ESG投資における機関投資家と個人投資家のちがい
今回は、ESG投資を取り上げる。近年、「ESG」を謳ったテーマファンドなどもあり、投資家から「ESG投資は儲かるのでしょうか?」という質問を受けることもあるので、考えてみたい。
ところで、個人のESG投資について考える前に、年金基金のような機関投資家と個人投資家のESG投資に関するちがいを確認しておきたい。
ESGが指す「環境」も「社会性」も「ガバナンス(企業統治)」も何れも企業活動の重要な要素であり、資金の効率的な運用を考える上では評価の視点として織り込まれるはずだ。その上で、「効率的運用」と「ESGを反映した運用」に何らかの具体的な差があるとすれば、「ESGを反映した運用」は、「最も効率的な運用」ではない可能性が大きいことになる。
年金基金は、年金加入者の資金を専門家のスキルを持って最善に効率的に運用する義務があるので、「効率的運用」を離れて、何らかの特別な運用としての「ESG運用」を採用することは、受託者の義務に反することになる。先般改正された米国の年金の運用ルールを定めた法律(通称「エリサ法」)では、年金基金の運用は効率性のみを優先するべきであることが規定された。トランプ政権下の改正であったために、ESG的な投資への反対が反映されたのではないかという評価もあったようだが、理屈は通っている。筆者は優れた見識として肯定的に評価している。

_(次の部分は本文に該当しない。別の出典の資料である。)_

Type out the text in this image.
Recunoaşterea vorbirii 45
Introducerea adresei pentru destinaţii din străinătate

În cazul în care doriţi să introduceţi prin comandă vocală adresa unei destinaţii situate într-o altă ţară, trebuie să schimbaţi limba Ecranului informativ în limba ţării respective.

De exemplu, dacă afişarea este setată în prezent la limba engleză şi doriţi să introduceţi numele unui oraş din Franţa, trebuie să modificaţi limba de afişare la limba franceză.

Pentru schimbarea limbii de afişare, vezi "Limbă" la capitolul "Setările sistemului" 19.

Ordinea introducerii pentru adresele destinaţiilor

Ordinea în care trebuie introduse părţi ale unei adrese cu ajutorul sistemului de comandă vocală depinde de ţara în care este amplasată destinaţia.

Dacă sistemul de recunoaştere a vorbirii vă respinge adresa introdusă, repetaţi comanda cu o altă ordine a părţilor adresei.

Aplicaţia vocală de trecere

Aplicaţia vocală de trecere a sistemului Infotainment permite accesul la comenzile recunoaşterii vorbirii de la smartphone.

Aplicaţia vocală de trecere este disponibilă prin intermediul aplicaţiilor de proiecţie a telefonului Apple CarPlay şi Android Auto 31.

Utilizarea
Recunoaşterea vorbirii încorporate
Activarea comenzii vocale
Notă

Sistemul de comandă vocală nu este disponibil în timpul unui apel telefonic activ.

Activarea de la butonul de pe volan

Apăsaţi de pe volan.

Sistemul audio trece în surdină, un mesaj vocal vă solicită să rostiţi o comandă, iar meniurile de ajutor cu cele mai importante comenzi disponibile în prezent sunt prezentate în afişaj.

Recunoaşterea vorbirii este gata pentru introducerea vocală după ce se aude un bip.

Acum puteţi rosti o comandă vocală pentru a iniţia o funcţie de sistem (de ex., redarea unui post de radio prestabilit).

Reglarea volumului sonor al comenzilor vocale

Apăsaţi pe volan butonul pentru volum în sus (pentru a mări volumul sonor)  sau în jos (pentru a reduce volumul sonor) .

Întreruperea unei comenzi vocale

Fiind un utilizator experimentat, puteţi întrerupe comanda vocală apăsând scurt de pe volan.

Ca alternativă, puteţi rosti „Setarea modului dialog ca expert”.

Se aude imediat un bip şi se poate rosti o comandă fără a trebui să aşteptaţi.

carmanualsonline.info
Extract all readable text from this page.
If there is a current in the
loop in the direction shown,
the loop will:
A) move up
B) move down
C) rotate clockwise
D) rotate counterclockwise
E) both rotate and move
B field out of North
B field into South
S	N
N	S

年金運用は、ベストの効率を追求する義務を負う「他人のお金」の運用だ。例えば、企業年金などが「ESG運用」を採用する場合は、「最高の運用効率の追求から逸脱する可能性があるが、社会的に意義があるので、(或いは加入者にとって気分がいいので、)ESG運用を〇〇%採用する」等の合意を、運用委員会レベルではなく、代議員大会レベルで議決する必要があるだろう。運用委員会は運用の専門家なのでESG運用を採用できないはずだ。
現実問題としては、運用委員の立場なら「ESGは今や重要な視点として、既に企業評価に反映している。最高の運用効率の追求とESG評価への注力は両立するので、何らかの特別な運用を採用する必要はない」とでも言って、受け流しておくといいだろう。「投資にあって、ESGの観点は重視されているか?」という加入者や世間の声(場合によっては官庁の声も)を無視することは出来にくいが、さりとて、ESGでポートフォリオを変えたり、ましてESGを謳う運用やサービスに追加的な費用を支払ったりすることは正しくない。
さて、前置きが長くなったが、個人投資家の場合、自分のお金を投資するのだから、投資アイデアとしての「ESG投資」に賭けてもいいし、ESG重視に共感してファンドを選んでもいい。